II. Contudo, os recursos ampliados apresentados por MAPFRE SEGUROS GERAIS, SA e SEGURADORAS UNIDAS, SA devem ser rejeitados, por inadmissibilidade legal e ausência de fundamento, o que se requer.
III. Contudo, à cautela, caso assim não se entenda – o que não se concede – remete a Recorrente para as suas alegações de recurso de revista, cujo teor dá aqui por integralmente reproduzido, para todos os efeitos legais, por uma questão de economia processual.
IV. Em consequência, caso se conclua pela respectiva admissibilidade, deve ser negado provimento aos recursos ampliados apresentados por MAPFRE SEGUROS GERAIS, SA e SEGURADORAS UNIDAS».
16. Colhidos os vistos, cumpre apreciar e decidir.
***
II. Delimitação do objeto do recurso
Como é sabido, o objeto do recurso determina-se pelas conclusões da alegação do recorrente, nos termos dos artigos 635.º, n.º 3 a 5, 639.º, n.º 1, do C. P. Civil, só se devendo tomar conhecimento das questões que tenham sido suscitadas nas alegações e levadas às conclusões, a não ser que ocorra questão de apreciação oficiosa[1].
Assim, a esta luz, as questões a decidir consistem em saber:
1ª- se houve errado uso pelo Tribunal da Relação dos poderes conferidos no art. 662º, nº 2 do CPC.
2ª- o acórdão recorrido padece da nulidade prevista no art. 615º, nº1, al. d) do CPC, por omissão de pronúncia;
B - da admissibilidade da ampliação dos recursos requerida pela ré Mapfre Seguros Gerais, SA e da interveniente, Seguradoras Unidas, SA, sob a égide do disposto no art. 636º do CPC.
***
III. Fundamentação
3.1. Fundamentação de facto
Foram dados como provados os seguintes factos:
1) A autora figura como oponente no processo executivo fiscal que corre termos sob o nº 42/07.5B…, na Unidade Orgânica I do Tribunal Administrativo e Fiscal de …, correspondente aos autos de oposição à execução fiscal nº 3…1/97/70…97, que corre termos da … Repartição de Finanças …, no âmbito do qual é imputada à ora autora uma dívida à “CGD, S.A.”, no valor de € 26.060,06, decorrente do contrato de mútuo celebrado com a autora e o seu falecido marido em 19.06.1981, no valor de PTE: 1.900.000$00.
2) No âmbito da execução referida em 1) encontra-se penhorada a fração autónoma designada pela letra “I”, correspondente ao 2º andar letra A do prédio urbano sito na Praceta …, nº …, freguesia da …, …, descrito na 2ª Conservatória do Registo sob o nº 4…6/19…0 e inscrita na respetiva matriz predial com o artigo 492, encontrando-se tal penhora registada no dia 17.10.1997, correspondendo à Ap. 05, de 06.11.1997.
3) A oposição judicial foi entregue na … Repartição de Finanças da … no dia 24.11.2006 e deu entrada no Tribunal Administrativo de … no dia 10.01.2007.
4) No âmbito do processo identificado em 1), a autora foi representada, quer no domínio da ação executiva quer nos autos de oposição por vários advogados, entre eles o Dr.

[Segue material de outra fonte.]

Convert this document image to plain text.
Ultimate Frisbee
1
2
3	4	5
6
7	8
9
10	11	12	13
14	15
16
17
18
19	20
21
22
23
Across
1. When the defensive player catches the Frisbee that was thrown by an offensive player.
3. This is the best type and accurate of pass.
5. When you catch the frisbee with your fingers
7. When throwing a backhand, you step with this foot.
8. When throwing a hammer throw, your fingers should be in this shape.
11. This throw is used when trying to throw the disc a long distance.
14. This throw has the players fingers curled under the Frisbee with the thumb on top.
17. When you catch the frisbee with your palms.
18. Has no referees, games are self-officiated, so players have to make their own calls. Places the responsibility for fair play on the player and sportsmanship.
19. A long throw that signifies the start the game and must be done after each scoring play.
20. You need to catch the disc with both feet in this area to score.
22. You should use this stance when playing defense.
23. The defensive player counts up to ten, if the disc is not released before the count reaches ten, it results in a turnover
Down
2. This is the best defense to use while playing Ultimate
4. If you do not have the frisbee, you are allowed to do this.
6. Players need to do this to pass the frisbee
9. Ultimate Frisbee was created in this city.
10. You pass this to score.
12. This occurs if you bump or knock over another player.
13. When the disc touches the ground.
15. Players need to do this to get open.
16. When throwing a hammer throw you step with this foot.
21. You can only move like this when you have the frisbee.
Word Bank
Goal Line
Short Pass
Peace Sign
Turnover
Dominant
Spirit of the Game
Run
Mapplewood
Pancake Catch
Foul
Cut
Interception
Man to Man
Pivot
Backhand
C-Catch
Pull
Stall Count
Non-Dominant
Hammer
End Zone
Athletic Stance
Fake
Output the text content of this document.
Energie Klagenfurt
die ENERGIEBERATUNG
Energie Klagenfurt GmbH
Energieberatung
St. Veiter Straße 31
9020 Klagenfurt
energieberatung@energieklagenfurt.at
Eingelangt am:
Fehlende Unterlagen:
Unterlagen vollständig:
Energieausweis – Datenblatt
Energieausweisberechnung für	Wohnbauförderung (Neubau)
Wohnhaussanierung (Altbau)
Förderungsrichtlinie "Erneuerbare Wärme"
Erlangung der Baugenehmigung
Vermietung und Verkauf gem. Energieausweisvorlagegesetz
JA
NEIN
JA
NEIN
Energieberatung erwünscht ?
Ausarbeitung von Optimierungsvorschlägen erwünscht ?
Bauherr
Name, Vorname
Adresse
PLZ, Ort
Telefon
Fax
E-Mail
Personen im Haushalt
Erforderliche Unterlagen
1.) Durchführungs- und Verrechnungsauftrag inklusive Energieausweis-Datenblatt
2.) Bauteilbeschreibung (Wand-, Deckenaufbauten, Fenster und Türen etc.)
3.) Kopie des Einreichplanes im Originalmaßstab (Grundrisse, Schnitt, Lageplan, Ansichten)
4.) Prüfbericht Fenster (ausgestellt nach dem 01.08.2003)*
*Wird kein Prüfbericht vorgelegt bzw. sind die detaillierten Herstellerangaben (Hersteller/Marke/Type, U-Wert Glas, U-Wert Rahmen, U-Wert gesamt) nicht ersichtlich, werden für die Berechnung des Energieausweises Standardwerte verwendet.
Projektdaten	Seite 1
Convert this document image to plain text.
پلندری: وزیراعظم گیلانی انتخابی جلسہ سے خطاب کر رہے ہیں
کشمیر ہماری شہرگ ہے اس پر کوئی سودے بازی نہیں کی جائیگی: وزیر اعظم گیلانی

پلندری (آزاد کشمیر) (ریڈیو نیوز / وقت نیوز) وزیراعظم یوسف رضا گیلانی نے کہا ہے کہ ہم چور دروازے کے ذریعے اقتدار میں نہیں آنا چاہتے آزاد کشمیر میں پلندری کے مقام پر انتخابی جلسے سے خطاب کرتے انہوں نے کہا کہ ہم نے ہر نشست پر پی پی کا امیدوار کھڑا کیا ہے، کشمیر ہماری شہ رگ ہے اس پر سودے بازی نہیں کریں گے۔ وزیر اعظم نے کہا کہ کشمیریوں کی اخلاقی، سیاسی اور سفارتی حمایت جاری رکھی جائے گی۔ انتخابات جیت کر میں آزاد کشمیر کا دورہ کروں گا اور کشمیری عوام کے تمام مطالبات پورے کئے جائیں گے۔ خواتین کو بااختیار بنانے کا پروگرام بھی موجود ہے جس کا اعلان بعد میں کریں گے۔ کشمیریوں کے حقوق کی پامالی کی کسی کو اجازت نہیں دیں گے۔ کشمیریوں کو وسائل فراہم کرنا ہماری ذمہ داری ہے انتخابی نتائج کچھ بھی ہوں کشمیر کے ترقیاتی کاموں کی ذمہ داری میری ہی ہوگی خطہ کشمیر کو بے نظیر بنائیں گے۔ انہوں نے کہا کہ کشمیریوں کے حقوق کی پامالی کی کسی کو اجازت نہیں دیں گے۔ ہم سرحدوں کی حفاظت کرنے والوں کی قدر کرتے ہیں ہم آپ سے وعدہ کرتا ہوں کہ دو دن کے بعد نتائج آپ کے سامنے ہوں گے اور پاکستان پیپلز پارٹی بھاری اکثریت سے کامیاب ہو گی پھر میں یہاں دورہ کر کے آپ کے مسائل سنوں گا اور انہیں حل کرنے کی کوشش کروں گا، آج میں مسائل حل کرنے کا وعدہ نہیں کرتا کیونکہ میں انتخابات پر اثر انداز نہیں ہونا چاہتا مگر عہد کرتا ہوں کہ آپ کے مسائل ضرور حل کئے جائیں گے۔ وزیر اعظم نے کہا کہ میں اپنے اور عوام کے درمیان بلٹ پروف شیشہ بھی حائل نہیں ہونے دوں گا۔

GG, que procedeu à elaboração da oposição à execução, e desde 22.11.2007 pela Sr.ª Dr.ª HH.
5) O cheque no valor de € 1.850,00 entregue pela autora à 1ª ré foi apresentado a pagamento e descontado em conformidade.
6) No dia 08.07.2011, a 1ª ré enviou à autora a seguinte sms: Boa tarde Dª AA. Ainda estou a aguardar o despacho do Juiz, mas os Tribunais vão fechar agora no dia 15, o que vai remeter para setembro. O que até poderá ser benéfico uma vez que o Juiz vai mudar e o novo deverá despachar tudo até ao final do ano. Envio sms porque estou em formação. Assim que receba alguma notificação telefono imediatamente. Cumpri. BB”.
7) No dia 18.04.2012, a 1ª ré enviou à autora a seguinte sms: Senhora D. AA. Estou em … mas o desgraçado do Juiz ainda não me deu o processo confiado, vamos ver se amanhã tenho mais sorte. 1 bjs para a senhora. BB”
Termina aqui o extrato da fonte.